The artist’s path is, above all else, a solitary one.
It’s a one-way journey of shame, humiliation, exposure, and vulnerability.
It’s constantly showing yourself in your raw form (whether you believe it’s good or bad) and saying with pride:
“This is who I am. Here is this extension of me, made with everything I know.”
Hoping it will be valued. Appreciated. Understood. Accepted.
And I know that along the way, you learn not to pay so much attention to the outside. Because it’s true:
the art of creating lies in the creation itself.
More than in external validation.
And that’s exactly what I want to talk about.
When you’re an artist, or you want to “be one” (in the eyes of others), you’re in the center of the ring.
No gloves, no strength, no protection.
When you start, all you can do is take the hits. Again, and again, and again.
They will make you feel small.
They will look at you with disdain, with contempt, even with pity.
Because to others, that’s what the artist’s path looks like.
And you’ll want to find comfort, appreciation, understanding, or support from the people you love.
And that’s when you’ll stumble into another big truth about artists:
the ones who love you won’t necessarily support you or make you feel seen the way you wish they would.
Not because they don’t want to.
Not because they don’t love you.
But because they don’t understand.
When you’re an artist, you’re not made to be understood.
An artist is sensitive by nature, but when constantly exposed and creating something new, they become even more so.
Because behind every creation, there’s a child just hoping to be seen.
And in front of them, the adult demanding it.
That adult shows up. Presents the work. Exhibits it.
But at the center of the creation is that innocent child.
With only their hands as tools (metaphorical ones).
That’s why I want to share something:
if you have artist friends, creators, please try to understand their days the way they try to understand life.
Understand that they are under constant attack.
Not just from the world, but from their own mind.
They live in a constant battle between “I am” and “I’m not enough.”

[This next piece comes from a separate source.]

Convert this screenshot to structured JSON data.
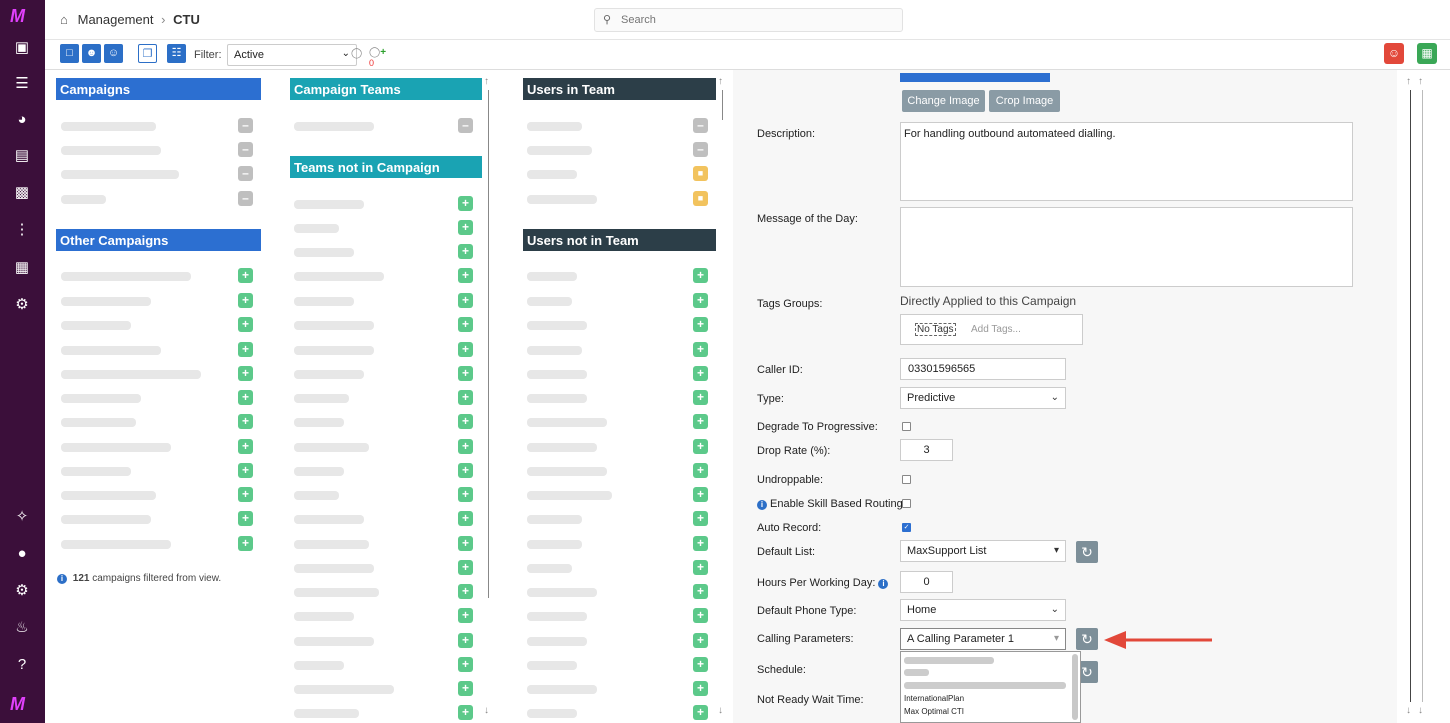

Being a creator means living a life of discomfort for something greater than yourself.
The gift of creation is heavy.
It weighs on your mind and on your soul.
That’s why we constantly need to express ourselves.
An artist lives in a constant state of suffocation.

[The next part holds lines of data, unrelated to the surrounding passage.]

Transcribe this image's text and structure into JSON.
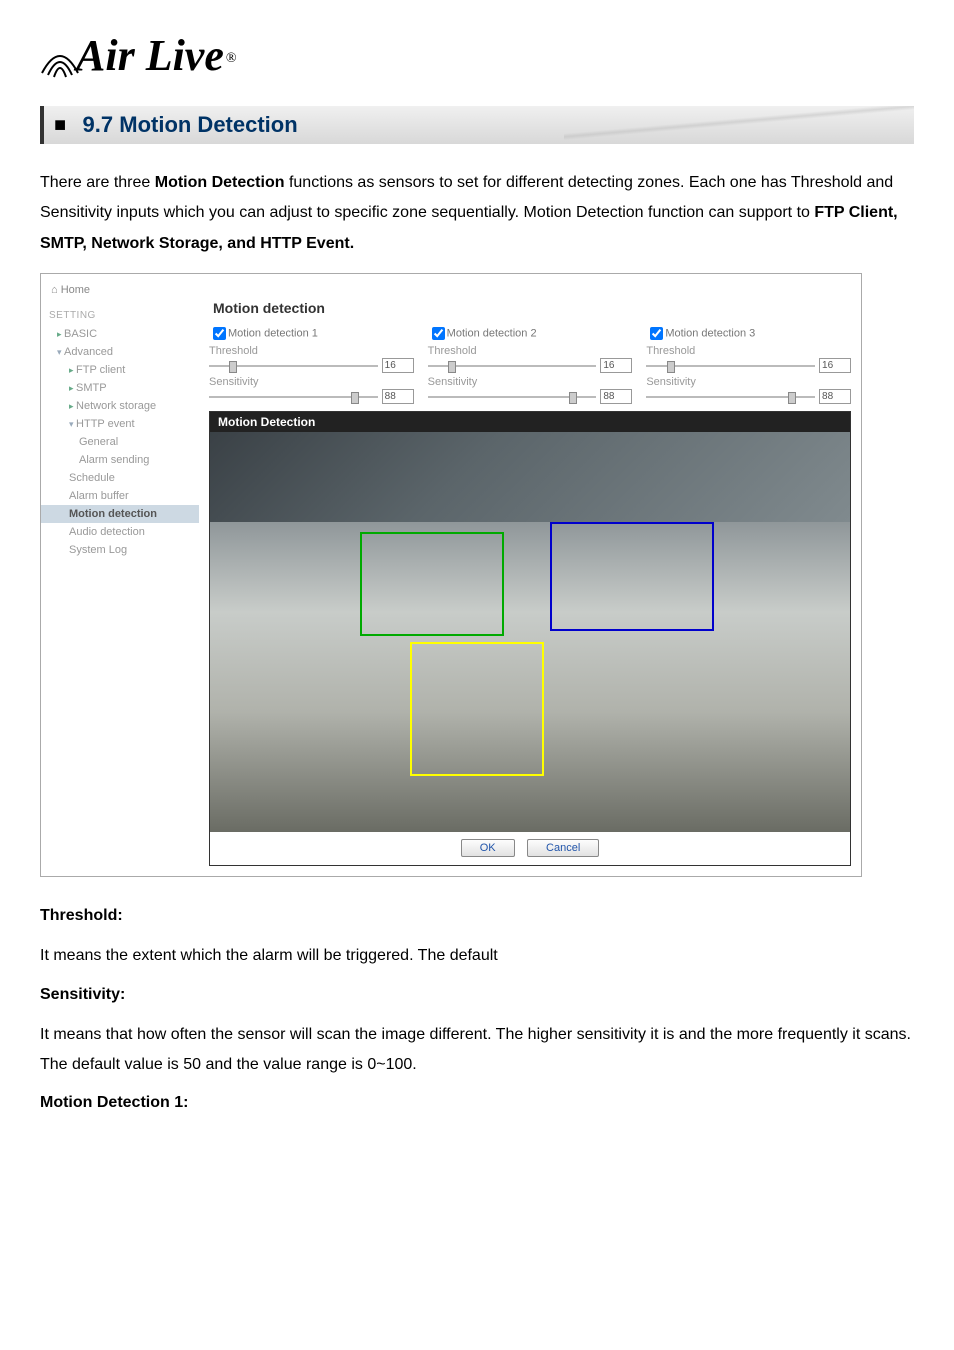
{
  "logo": {
    "text": "Air Live",
    "reg": "®"
  },
  "section": {
    "number_title": "9.7  Motion  Detection"
  },
  "intro": {
    "p1a": "There are three ",
    "p1b": "Motion Detection",
    "p1c": " functions as sensors to set for different detecting zones. Each one has Threshold and Sensitivity inputs which you can adjust to specific zone sequentially. Motion Detection function can support to ",
    "p1d": "FTP Client, SMTP, Network Storage, and HTTP Event."
  },
  "sidebar": {
    "home": "Home",
    "heading": "SETTING",
    "items": [
      {
        "label": "BASIC",
        "cls": "ui-tri-right"
      },
      {
        "label": "Advanced",
        "cls": "ui-tri-down"
      },
      {
        "label": "FTP client",
        "cls": "ui-tri-right sub"
      },
      {
        "label": "SMTP",
        "cls": "ui-tri-right sub"
      },
      {
        "label": "Network storage",
        "cls": "ui-tri-right sub"
      },
      {
        "label": "HTTP event",
        "cls": "ui-tri-down sub"
      },
      {
        "label": "General",
        "cls": "subsub"
      },
      {
        "label": "Alarm sending",
        "cls": "subsub"
      },
      {
        "label": "Schedule",
        "cls": "sub"
      },
      {
        "label": "Alarm buffer",
        "cls": "sub"
      },
      {
        "label": "Motion detection",
        "cls": "sub active"
      },
      {
        "label": "Audio detection",
        "cls": "sub"
      },
      {
        "label": "System Log",
        "cls": "sub"
      }
    ]
  },
  "main": {
    "title": "Motion detection",
    "cols": [
      {
        "chk": "Motion detection 1",
        "thr_label": "Threshold",
        "thr": "16",
        "sen_label": "Sensitivity",
        "sen": "88"
      },
      {
        "chk": "Motion detection 2",
        "thr_label": "Threshold",
        "thr": "16",
        "sen_label": "Sensitivity",
        "sen": "88"
      },
      {
        "chk": "Motion detection 3",
        "thr_label": "Threshold",
        "thr": "16",
        "sen_label": "Sensitivity",
        "sen": "88"
      }
    ],
    "preview_title": "Motion Detection",
    "ok": "OK",
    "cancel": "Cancel"
  },
  "text": {
    "h1": "Threshold:",
    "p1": "It means the extent which the alarm will be triggered. The default",
    "h2": "Sensitivity:",
    "p2": "It means that how often the sensor will scan the image different. The higher sensitivity it is and the more frequently it scans.  The default value is 50 and the value range is 0~100.",
    "h3": "Motion Detection 1:"
  }
}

Always feeling like they’re drowning, like the pressure is almost enough to kill them.
And that creation is the breath in the middle of the ocean.
The window in the middle of the confinement.
And the fear of showing it, hoping it will be loved as much as we love it, is always there.
Do you know the worst thing you can do to someone? Ignore them.
As if their presence had no place.
And in art, we live that.
We don’t exist until someone sees us.
You’re nobody if nobody sees you.
“If a tree falls in the forest and no one is there to see or hear it, did it really fall?”
In this context, the tree is the artist.
And no matter how loud the crash, if no one is there to witness it… it doesn’t exist.
In the eyes of others, that’s the truth.
Because even though we do it out of nature (creating) that truth, whether it’s real or not, haunts us.
“See me and believe in me. Your faith is my God.”
That’s what I wrote in one of my journals.
And that’s what goes through my head every time I show a part of myself.
But sometimes, it feels like the power lies in others.
It’s wanting to escape everything you've known…
and still, hoping to belong somewhere.
It’s believing in yourself even when it feels like no one else does.
Believing in yourself in a strange, unfamiliar way, in a way that makes you doubt whether you’re even doing it right, because no one has ever done it for you. Not like that.
And when everything seems to be on pause, return to that.
I think what I really want to say with all of this is that
art is deeply important to me.
It’s all I have, it’s all I am, it’s all I think about.
And it hurts, to love it this much and to want to live from it with such desperation.
It’s a beautiful path, one that reminds you you’re alive,
that you have a reason to exist, no matter how much others accept or understand you.
I believe we create to survive in a world that feels like it’s falling apart.
We want to leave a mark, to feel eternal in a place where we’re limited by a time we can’t control.
We create and share to feel real.
And I hope that if you’re reading this and you find yourself on the all-consuming path of the artist, you never give up.
Follow your vision. Do it for you.
Trust that the itch in your hands, that burn, that fire to create, it’s there for a reason.
For something divine, beyond our understanding.
Keep existing. Keep taking up space. Keep making noise.
Because the world will eventually turn to look at you.
And when it does, it won’t be able to look away.